There’s nothing like a healthy dose of positivity; Preppy Peppy; the managerial roundabout, and the fabulous world of footballing fashion.

A general view of the Stadium of Light
Come on Saudi - you know you want it....

So, we successfully invoked Prexit. It went down like a treat, as did we, but now we’re in Phase 2 of the master plan: the ‘Championslip’.

As of right now we are on target to achieve our overall goal: total obscurity. The Sunderland Business Model - we share it with the world. We are the Norwegian Blue* of football clubs; the club that started ahead of our peers, went backwards and is gathering momentum heading rapidly in the wrong direction.

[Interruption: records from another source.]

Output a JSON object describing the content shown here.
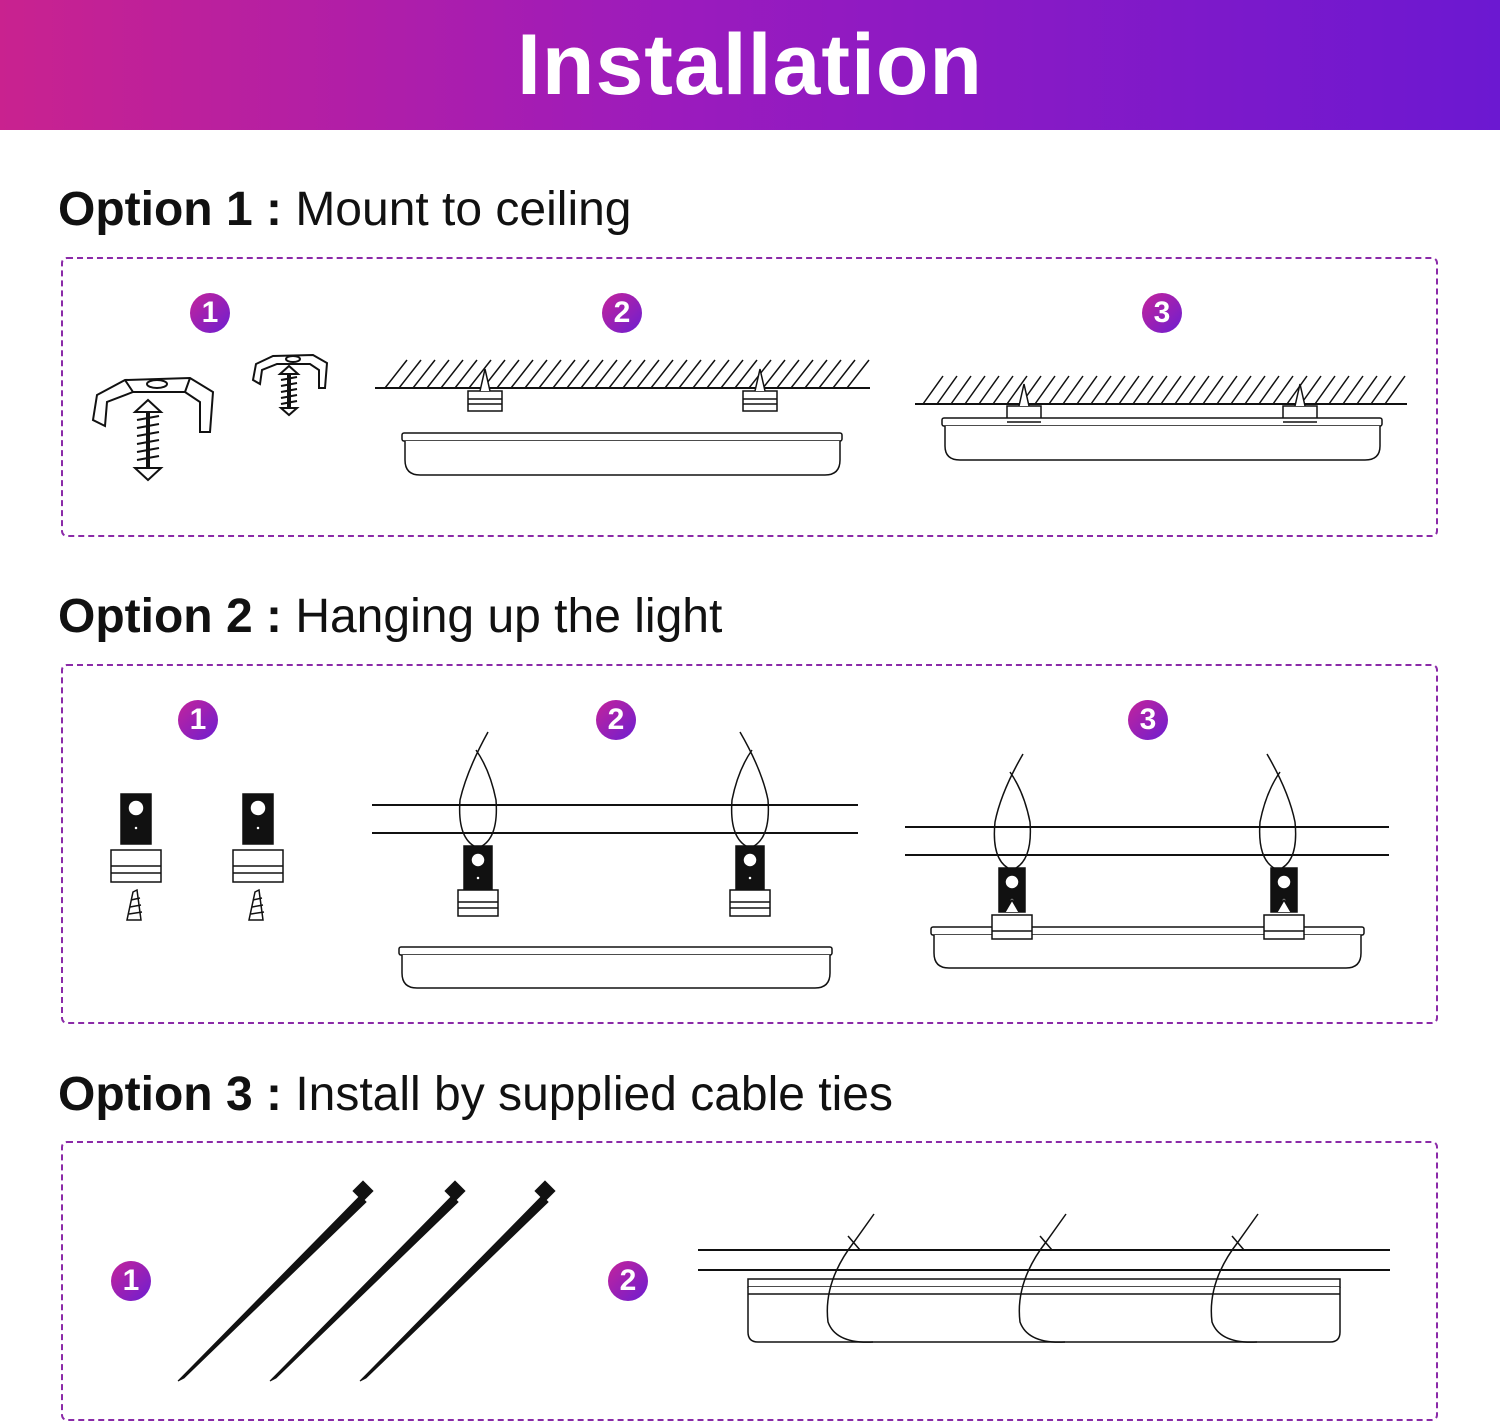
{
  "header": {
    "title": "Installation"
  },
  "options": [
    {
      "label": "Option 1",
      "separator": " : ",
      "text": "Mount to ceiling",
      "steps": [
        "1",
        "2",
        "3"
      ]
    },
    {
      "label": "Option 2",
      "separator": " : ",
      "text": "Hanging up the light",
      "steps": [
        "1",
        "2",
        "3"
      ]
    },
    {
      "label": "Option 3",
      "separator": " : ",
      "text": "Install by supplied cable ties",
      "steps": [
        "1",
        "2"
      ]
    }
  ],
  "colors": {
    "gradient_start": "#c9228f",
    "gradient_end": "#6c18d1",
    "border": "#8b2aa8"
  }
}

The only spanner in the works, the only thing that could stop us achieving our goal (because we’re not going to score any – hah!) is to be sold, but who’s going to look at us when our neighbours have just put their house on the market? And they have all the bits that we don’t have - like status, a team, a future, a good manager and furthermore, it’s up for sale at a special offer price:

To give an incoming owner the maximum possible flexibility to make meaningful investment in the club, including in its playing squad, the sale process will give interested parties the opportunity of deferring substantial payments.

They want to sell by Christmas. We want to sell before we have to sub-let the stadium to pay off any charges owed on players we sold three years ago that we can no longer afford.

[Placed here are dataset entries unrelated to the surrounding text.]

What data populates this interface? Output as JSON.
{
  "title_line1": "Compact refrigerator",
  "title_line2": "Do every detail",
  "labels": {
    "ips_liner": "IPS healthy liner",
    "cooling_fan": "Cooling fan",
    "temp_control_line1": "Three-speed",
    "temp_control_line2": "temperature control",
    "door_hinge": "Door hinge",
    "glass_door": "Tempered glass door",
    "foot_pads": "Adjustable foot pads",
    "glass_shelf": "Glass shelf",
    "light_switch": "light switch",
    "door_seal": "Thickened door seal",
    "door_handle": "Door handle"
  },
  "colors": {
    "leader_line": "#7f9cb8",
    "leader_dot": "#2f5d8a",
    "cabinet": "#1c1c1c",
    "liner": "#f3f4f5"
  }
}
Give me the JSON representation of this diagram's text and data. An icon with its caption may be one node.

We could hope that we get state sponsorship like Man City and flaunt the FFP with wild excesses of cash wielded extravagantly, but knowing our luck we’d probably end up with North Korea, or a buyout leveraged by Harvey Winestain.

Oh to be a Man City supporter – what must it be like? Another seven goals on Saturday, beautiful flowing football, the best players in the world sitting on the bench – but I’d hold my breath before I’d say they’re going to run away with the league. They were in the same position at this point last year and couldn’t keep it up.

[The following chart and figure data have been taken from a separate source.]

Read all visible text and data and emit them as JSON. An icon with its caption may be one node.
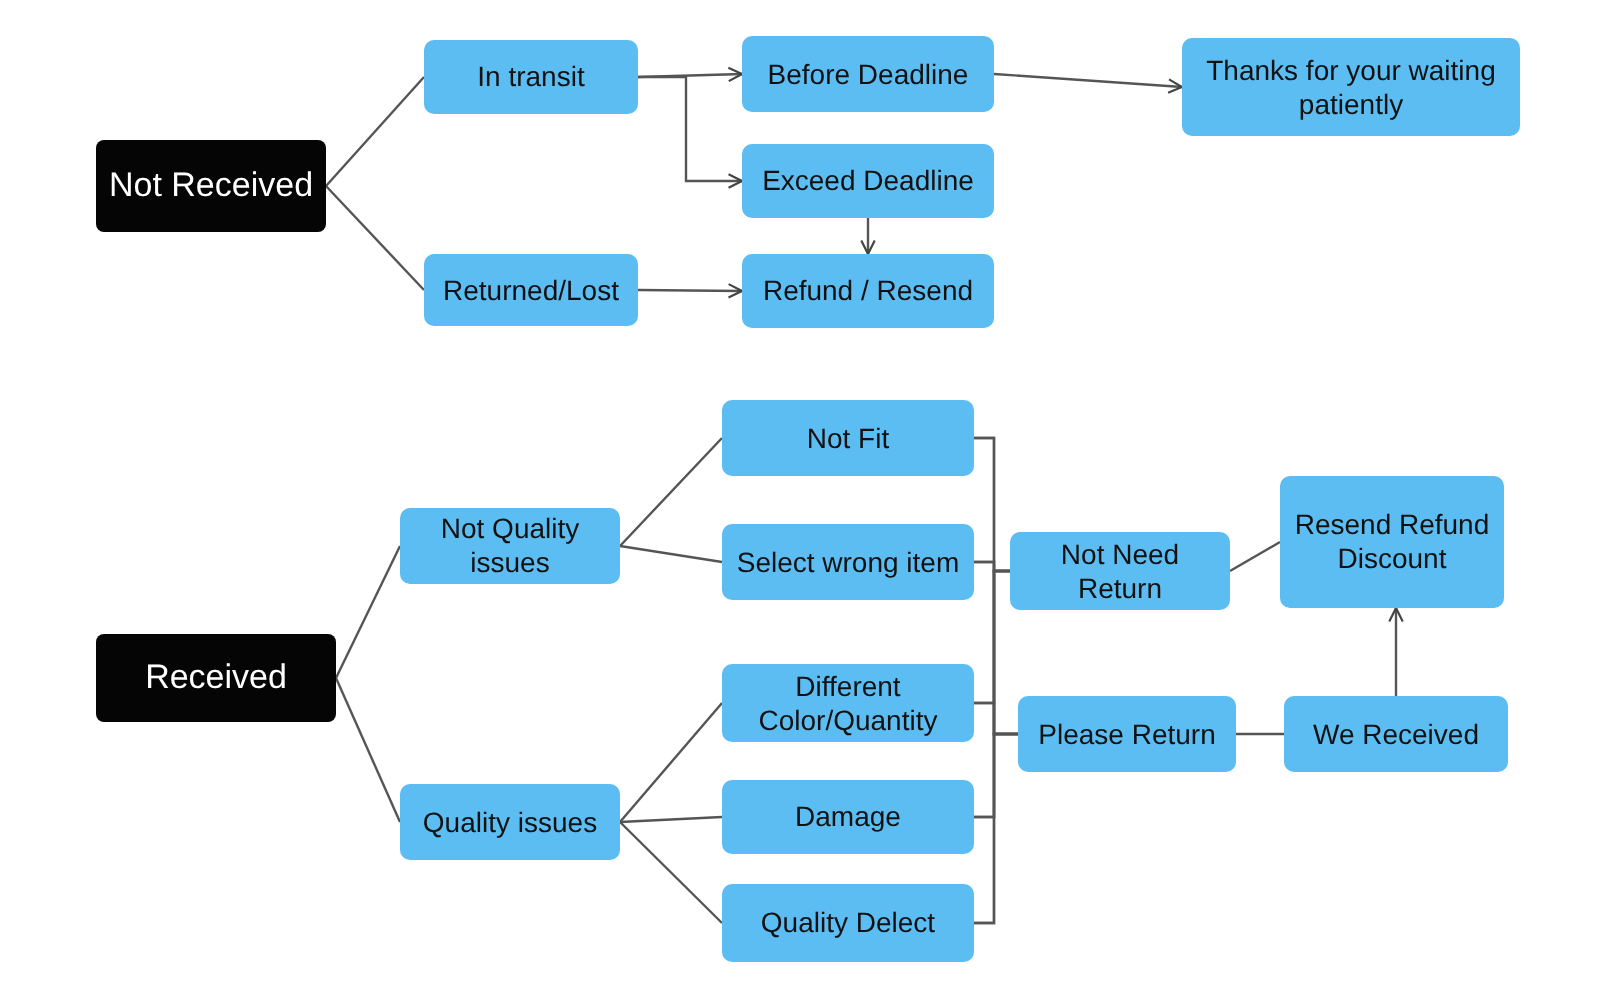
{
  "diagram": {
    "nodes": [
      {
        "text": [
          "Not Received"
        ]
      },
      {
        "text": [
          "In transit"
        ]
      },
      {
        "text": [
          "Returned/Lost"
        ]
      },
      {
        "text": [
          "Before Deadline"
        ]
      },
      {
        "text": [
          "Thanks for your waiting patiently"
        ]
      },
      {
        "text": [
          "Exceed Deadline"
        ]
      },
      {
        "text": [
          "Refund / Resend"
        ]
      },
      {
        "text": [
          "Received"
        ]
      },
      {
        "text": [
          "Not Quality issues"
        ]
      },
      {
        "text": [
          "Quality issues"
        ]
      },
      {
        "text": [
          "Not Fit"
        ]
      },
      {
        "text": [
          "Select wrong item"
        ]
      },
      {
        "text": [
          "Different Color/Quantity"
        ]
      },
      {
        "text": [
          "Damage"
        ]
      },
      {
        "text": [
          "Quality Delect"
        ]
      },
      {
        "text": [
          "Not Need Return"
        ]
      },
      {
        "text": [
          "Please Return"
        ]
      },
      {
        "text": [
          "Resend Refund Discount"
        ]
      },
      {
        "text": [
          "We Received"
        ]
      }
    ],
    "edges": [
      {
        "from": 0,
        "to": 1,
        "arrow": "none"
      },
      {
        "from": 0,
        "to": 2,
        "arrow": "none"
      },
      {
        "from": 1,
        "to": 3,
        "arrow": "to"
      },
      {
        "from": 1,
        "to": 5,
        "arrow": "to"
      },
      {
        "from": 3,
        "to": 4,
        "arrow": "to"
      },
      {
        "from": 5,
        "to": 6,
        "arrow": "to"
      },
      {
        "from": 2,
        "to": 6,
        "arrow": "to"
      },
      {
        "from": 7,
        "to": 8,
        "arrow": "none"
      },
      {
        "from": 7,
        "to": 9,
        "arrow": "none"
      },
      {
        "from": 8,
        "to": 10,
        "arrow": "none"
      },
      {
        "from": 8,
        "to": 11,
        "arrow": "none"
      },
      {
        "from": 9,
        "to": 12,
        "arrow": "none"
      },
      {
        "from": 9,
        "to": 13,
        "arrow": "none"
      },
      {
        "from": 9,
        "to": 14,
        "arrow": "none"
      },
      {
        "from": 10,
        "to": 15,
        "arrow": "none"
      },
      {
        "from": 11,
        "to": 15,
        "arrow": "none"
      },
      {
        "from": 12,
        "to": 15,
        "arrow": "none"
      },
      {
        "from": 13,
        "to": 15,
        "arrow": "none"
      },
      {
        "from": 14,
        "to": 15,
        "arrow": "none"
      },
      {
        "from": 10,
        "to": 16,
        "arrow": "none"
      },
      {
        "from": 11,
        "to": 16,
        "arrow": "none"
      },
      {
        "from": 12,
        "to": 16,
        "arrow": "none"
      },
      {
        "from": 13,
        "to": 16,
        "arrow": "none"
      },
      {
        "from": 14,
        "to": 16,
        "arrow": "none"
      },
      {
        "from": 15,
        "to": 17,
        "arrow": "none"
      },
      {
        "from": 16,
        "to": 18,
        "arrow": "none"
      },
      {
        "from": 18,
        "to": 17,
        "arrow": "to"
      }
    ]
  }
}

Manchester City v Crystal Palace - Premier League
Roy - you have to stop playing with yourself.
Photo by Alex Livesey/Getty Images

True, they look much more like a Pep Guardiola side this season, and their insistence on playing out from the back, under any circumstances was evident in the Champions League victory over Napoli, but lets see how effective their first eleven is playing two games a week right through the season with no winter break.

That being said, I have to say I like the Guardiola change of image – out goes the suit, in comes the hoody and sweatshirt, and it works for me. Cool and casual, Pep is setting the trend.

I’m also impressed with Fabian Delph who could be this season’s Victor Moses as he quietly goes about proving his worth after a stint in the wilderness of football bench-warming.

Manchester City v SSC Napoli - UEFA Champions League
I got the habit from Roy Hodgson...
Photo by Gareth Copley/Getty Images

Of course cosy José is sitting on the shoulder waiting to step up, and he’s a piece of work isn’t he? Three months ago he was talking about ‘establishing a dynasty’ at United, and yet this weekend he’s indicating that he may not be around much longer.

He likes the look of PSG, but he also likes the look of a pay increase to continue his services in the north west. Given that he’s currently earning about 15 million p.a. at the mo it’s a reasonable request, and he’s probably better placed that any other manager to deliver the title. In which case he’ll probably get it.

Not in such a strong bargaining position is Craig Shakespeare, who doesn’t have one any more. Step forward Alan Pardew, your time has come, unless the Leicester board have their eyes on another Marco Silva plying his trade in the shadows somewhere, top management pickings are pretty thin on the ground at the moment.

Big Sam is the big prize of course, but I can’t see him giving up the easy life for Leicester. He also ‘ruled himself out of contention’ for the Scotland job this week, but did say:

You never know what might come up, but if it is something where I could bring a lot of success then I could be interested.

He should bloody well come back to us then, but that’s not going to happen. He did drop David Moyes’ name into the frame for Scotland manager, whilst Moyes at the same time was doing something he never did for us - thinking positively:

My first choice would be to go back to club management but if Scotland are interested, they know where to find me.


Arsenal v Sunderland - Premier League
Davey dole-waller.
Photo by Richard Heathcote/Getty Images

I think Leicester are looking very dodgy right now, and I don’t think Mahrez and Vardy are the type of players to haul a team up by their bootstraps. But you never know – it’ll be interesting to see who they bring in to steady the ship.

And it’s interesting that the man, more than any other, responsible for Leicester’s success, Steve Walsh, can’t replicate it at Everton despite the increase in funds and resources available to him. Last season they looked like they had the right blend with a good manager, young players coming through and experience to really move up to the next level in the Premier League; however, despite spending £140 million over the summer, they’re still in the relegation zone. Not quite stage one Prexit, but they can see it from where they are.

Funny old game. Well, there were two main things that stood out for me from this weekend’s football, one was the size of Marco Silva’s wristwatch which looked like he could download images from the Hubble telescope, and the second was the Huddersfield away strip.

Swansea City v Watford - Premier League
And the left button is Buzz Lightyears' laser beam.....
Photo by Michael Steele/Getty Images

Described by Huddersfields official website as “a return to the’ iconic’ Flash kit” –whatever that means, it’s a cross between a Daz packet and the superhero costume of Burnt Red Sandwich Man.

However, The Telegraph were less then complimentary:

There is nothing iconic about this new disgrace, with black smeared hoops which look like the waveform of a poorly mastered, low bitrate MP3.

Ouch. Someone isn’t impressed.

Swansea City v Huddersfield Town - Premier League
After a while it hurts your eyes....
Photo by Gareth Copley/Getty Images

See, it’s comments like this that stifle creativity in the crazy world of fashion and football. Where’s their sense of fun? Some of us need it more than others at the moment.

I’m going now to see if I can work out how to convince Saudi Arabia to buy the club.